The debate in Europe will continue to be whether Trump is just a blip, with the White House returning to the good old Western alliance once he departs, or whether there has been a permanent and structural shift in US foreign policy. Those who still hope for the best have been disappointed by so few congressmen and senators –save exceptions like Senator John McCain– criticising Trump. The penny is slowly dropping and, given Trump’s overtures to Putin and Russia, European leaders are increasingly coming to think that the US might cease to be a reliable partner, even in places like Poland where many first cheered Trump on but now fear his intentions may not live up to their expectations. Sources on the ground indicate that when it became known in Warsaw that Trump wanted to re-invite Russia to the G7, the silence among policymakers became deafening.

In any case, the truth is that Europe is still highly reliant on the US for its security and prosperity. In a tit-for-tat trade war the EU would have much more to lose because it is a more open economy. Militarily, it is also highly vulnerable: true, the UK and France are nuclear powers but, as shown by the war in Syria, their hitting power is very limited. Without US support they would be incapable of holding back a potential Russian attack. Nonetheless, it is true that a more aggressive Russia, Brexit, Trump and the rise of China have started to change some perceptions. Slowly but steadily, the EU –especially the core countries comprising the Eurozone– are beginning to think more strategically and starting to share intelligence. Meanwhile, there have been some moves towards a European defence union, with a Permanent Structured Cooperation (PESCO) capacity, and there is full agreement that at the next multiannual financial framework there will be greater resources for the military element and the defence and security of the Union’s borders.

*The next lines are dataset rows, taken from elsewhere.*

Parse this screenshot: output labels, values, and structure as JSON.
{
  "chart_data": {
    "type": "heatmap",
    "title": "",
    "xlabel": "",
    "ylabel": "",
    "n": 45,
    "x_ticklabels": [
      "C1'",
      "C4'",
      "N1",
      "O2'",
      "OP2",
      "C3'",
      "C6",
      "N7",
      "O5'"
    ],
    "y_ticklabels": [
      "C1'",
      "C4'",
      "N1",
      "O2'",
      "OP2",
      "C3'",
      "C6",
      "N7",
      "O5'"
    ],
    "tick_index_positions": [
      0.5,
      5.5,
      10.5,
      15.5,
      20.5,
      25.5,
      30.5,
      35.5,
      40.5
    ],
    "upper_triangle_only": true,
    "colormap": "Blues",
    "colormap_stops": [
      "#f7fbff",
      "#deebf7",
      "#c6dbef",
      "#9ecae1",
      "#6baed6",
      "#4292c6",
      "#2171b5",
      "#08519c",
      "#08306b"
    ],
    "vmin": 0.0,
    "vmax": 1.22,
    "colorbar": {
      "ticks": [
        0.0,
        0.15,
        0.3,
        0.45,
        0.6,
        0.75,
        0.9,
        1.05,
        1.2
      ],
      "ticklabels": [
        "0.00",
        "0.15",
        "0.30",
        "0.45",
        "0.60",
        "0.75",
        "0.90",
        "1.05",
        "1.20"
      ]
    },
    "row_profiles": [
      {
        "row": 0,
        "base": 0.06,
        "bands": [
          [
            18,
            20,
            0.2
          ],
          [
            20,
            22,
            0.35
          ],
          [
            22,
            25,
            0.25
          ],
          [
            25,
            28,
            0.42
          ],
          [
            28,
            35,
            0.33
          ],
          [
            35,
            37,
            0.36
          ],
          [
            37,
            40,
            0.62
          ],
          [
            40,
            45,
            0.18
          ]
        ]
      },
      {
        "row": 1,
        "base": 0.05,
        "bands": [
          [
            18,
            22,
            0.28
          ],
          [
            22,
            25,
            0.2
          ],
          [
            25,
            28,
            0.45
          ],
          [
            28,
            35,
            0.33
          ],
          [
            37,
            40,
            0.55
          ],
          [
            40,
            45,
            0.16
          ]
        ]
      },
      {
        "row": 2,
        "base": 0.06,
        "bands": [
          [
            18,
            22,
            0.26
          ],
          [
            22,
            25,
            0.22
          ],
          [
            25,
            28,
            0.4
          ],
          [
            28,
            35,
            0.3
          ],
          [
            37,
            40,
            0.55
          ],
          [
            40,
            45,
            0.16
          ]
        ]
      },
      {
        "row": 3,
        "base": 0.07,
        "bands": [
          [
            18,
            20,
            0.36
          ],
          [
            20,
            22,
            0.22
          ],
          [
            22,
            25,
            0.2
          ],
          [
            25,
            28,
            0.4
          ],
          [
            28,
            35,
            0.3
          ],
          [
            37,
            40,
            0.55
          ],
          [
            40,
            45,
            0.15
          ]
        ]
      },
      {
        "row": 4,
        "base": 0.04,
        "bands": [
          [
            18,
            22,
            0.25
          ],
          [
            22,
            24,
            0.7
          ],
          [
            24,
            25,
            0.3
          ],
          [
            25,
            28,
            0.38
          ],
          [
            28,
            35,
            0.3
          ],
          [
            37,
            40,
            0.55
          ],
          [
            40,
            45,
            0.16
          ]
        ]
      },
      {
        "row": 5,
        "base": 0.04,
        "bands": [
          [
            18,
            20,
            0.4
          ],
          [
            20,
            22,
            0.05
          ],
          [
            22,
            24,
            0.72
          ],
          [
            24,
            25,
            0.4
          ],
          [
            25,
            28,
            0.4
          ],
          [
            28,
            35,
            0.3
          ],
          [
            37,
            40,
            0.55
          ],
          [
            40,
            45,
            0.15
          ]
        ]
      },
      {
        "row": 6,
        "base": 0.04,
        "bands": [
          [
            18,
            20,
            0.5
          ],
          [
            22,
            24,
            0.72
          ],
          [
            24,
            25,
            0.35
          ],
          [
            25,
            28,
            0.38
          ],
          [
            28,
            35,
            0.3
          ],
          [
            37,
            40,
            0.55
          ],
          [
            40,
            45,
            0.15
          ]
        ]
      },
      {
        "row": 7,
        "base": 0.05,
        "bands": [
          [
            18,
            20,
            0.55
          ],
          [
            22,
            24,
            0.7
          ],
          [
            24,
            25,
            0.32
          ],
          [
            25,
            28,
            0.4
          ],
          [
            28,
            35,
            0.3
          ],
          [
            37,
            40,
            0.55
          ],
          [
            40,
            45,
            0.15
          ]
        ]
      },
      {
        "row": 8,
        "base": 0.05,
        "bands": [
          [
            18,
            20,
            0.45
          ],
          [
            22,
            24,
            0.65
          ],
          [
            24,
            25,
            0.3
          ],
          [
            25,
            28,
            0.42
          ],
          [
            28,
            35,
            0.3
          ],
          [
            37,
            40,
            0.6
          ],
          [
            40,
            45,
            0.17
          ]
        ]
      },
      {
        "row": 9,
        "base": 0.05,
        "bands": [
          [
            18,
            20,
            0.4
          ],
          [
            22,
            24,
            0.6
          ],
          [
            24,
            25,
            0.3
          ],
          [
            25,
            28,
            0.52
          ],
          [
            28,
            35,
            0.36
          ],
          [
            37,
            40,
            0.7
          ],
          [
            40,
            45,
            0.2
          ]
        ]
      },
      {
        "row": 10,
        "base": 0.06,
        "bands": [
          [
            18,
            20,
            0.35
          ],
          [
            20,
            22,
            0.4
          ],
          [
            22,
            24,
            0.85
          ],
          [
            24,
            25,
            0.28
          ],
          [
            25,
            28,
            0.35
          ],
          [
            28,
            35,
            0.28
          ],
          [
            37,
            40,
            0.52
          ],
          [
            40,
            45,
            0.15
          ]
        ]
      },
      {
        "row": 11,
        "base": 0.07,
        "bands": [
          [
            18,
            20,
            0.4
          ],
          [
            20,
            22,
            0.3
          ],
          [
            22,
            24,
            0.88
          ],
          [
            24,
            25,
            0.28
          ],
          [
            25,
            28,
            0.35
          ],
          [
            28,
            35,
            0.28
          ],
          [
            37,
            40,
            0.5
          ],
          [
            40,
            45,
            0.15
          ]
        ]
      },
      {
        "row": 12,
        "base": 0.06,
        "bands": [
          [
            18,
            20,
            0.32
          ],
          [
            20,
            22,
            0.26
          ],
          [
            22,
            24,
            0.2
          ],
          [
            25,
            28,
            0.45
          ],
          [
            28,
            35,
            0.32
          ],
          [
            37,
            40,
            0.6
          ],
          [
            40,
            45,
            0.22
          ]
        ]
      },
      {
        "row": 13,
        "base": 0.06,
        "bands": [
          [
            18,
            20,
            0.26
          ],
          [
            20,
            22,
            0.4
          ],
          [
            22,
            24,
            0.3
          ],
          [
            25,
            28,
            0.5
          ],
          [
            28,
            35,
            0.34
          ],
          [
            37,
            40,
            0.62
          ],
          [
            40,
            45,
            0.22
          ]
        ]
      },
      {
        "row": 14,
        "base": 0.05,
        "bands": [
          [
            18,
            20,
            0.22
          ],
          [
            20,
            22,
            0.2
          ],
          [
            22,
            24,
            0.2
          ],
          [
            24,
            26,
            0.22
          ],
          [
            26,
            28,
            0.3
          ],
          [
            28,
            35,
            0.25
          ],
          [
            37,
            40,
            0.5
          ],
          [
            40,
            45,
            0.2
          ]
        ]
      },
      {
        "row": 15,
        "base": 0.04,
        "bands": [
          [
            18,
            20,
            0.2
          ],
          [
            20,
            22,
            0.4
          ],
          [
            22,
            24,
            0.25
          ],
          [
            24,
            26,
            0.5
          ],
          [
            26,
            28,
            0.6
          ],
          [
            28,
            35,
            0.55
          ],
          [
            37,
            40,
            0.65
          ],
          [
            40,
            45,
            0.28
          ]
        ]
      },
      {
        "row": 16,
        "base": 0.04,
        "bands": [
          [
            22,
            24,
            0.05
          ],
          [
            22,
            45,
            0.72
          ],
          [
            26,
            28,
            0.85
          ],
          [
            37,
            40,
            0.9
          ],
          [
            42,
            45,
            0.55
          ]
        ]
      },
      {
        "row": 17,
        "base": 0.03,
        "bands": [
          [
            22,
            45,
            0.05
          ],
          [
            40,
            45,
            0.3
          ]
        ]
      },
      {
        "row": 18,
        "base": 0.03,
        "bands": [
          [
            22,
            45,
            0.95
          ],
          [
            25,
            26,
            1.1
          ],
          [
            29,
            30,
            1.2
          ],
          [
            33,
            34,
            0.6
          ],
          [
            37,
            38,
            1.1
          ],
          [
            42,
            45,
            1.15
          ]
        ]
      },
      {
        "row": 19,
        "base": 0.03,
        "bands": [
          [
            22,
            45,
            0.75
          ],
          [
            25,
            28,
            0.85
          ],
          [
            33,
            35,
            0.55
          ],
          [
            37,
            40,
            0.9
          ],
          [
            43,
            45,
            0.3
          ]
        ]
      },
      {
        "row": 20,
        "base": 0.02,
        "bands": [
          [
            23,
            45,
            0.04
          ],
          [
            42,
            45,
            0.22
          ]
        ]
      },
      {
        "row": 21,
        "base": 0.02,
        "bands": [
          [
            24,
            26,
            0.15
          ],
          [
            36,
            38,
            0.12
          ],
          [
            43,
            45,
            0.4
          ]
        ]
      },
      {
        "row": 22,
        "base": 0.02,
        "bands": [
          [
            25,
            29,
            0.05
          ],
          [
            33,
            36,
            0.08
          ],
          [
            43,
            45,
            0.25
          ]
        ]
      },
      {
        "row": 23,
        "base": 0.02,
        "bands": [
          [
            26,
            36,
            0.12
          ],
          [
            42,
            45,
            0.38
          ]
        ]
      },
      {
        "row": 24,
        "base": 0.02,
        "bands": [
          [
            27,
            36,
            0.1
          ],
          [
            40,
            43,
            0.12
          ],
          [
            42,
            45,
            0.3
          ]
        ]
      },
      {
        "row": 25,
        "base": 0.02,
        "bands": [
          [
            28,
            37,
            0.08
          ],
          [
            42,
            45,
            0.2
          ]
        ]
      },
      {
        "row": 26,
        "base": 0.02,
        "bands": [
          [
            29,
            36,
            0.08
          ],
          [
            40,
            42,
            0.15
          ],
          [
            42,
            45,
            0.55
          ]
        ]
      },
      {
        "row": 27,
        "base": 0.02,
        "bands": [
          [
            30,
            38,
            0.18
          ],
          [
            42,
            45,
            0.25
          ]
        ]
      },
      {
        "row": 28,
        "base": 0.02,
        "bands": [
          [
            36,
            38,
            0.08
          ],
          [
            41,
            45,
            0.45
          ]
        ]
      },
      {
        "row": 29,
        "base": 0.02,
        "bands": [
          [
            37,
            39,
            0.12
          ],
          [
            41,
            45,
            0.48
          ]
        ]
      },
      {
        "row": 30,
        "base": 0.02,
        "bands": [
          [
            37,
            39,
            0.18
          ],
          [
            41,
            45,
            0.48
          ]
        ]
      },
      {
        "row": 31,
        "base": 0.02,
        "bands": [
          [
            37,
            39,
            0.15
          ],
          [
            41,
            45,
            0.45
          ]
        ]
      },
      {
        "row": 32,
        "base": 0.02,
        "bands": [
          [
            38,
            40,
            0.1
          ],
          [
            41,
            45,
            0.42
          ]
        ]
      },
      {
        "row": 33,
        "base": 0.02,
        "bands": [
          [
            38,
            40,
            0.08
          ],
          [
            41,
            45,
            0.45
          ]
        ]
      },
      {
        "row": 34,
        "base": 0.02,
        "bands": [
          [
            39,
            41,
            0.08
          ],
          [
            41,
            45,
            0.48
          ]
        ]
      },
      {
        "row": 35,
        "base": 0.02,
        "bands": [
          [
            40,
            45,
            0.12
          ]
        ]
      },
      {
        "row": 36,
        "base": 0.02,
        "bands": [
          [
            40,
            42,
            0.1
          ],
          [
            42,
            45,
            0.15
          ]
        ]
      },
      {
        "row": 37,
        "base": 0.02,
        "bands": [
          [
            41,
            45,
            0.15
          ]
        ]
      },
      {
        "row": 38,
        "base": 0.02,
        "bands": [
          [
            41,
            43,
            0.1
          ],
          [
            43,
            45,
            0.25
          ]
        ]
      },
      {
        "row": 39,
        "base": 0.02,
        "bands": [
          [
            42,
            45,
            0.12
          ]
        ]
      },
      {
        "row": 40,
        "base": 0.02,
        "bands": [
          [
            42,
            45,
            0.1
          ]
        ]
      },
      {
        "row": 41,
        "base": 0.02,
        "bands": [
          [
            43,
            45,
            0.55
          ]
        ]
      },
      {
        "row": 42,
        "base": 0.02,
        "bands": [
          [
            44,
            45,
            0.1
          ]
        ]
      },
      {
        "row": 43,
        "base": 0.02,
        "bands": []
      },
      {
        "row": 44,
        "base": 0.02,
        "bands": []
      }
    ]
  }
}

Outsiders should especially focus on what happens in the Eurozone, the EU’s core and its most ambitious integration project. After years in crisis, the European Monetary Union has managed to bounce back stronger thanks to the rescue packages (there is a now a European Stability Mechanism with a €500 billion capacity), a more pro-active European Central Bank and the creation of the European Banking Union. More needs to be done to make the euro sustainable in the long term, but Macron has brought to the table a new reform agenda. Precisely this weekend, when Merkel was battling with Trump in Quebec, Germany’s Finance Minister Olaf Scholz said his government favoured a European unemployment insurance system and a European financial transaction tax to plug the financial hole left by Brexit. He also suggested creating a European sovereignty and a Eurozone budget, both highly significant. Ultimately, the EU’s future unity, and that of its core, the eurozone, will depend on the Franco-German tandem (with the active cooperation of Italy, Spain and the Netherlands). As Chancellor Merkel put it in a TV interview once back in Berlin after recognising that the G7 meeting had been very disappointing, the key question for Europe is will it be able to have a common foreign policy or will one part slip away to strike a deal with the US while another does the same with China?”.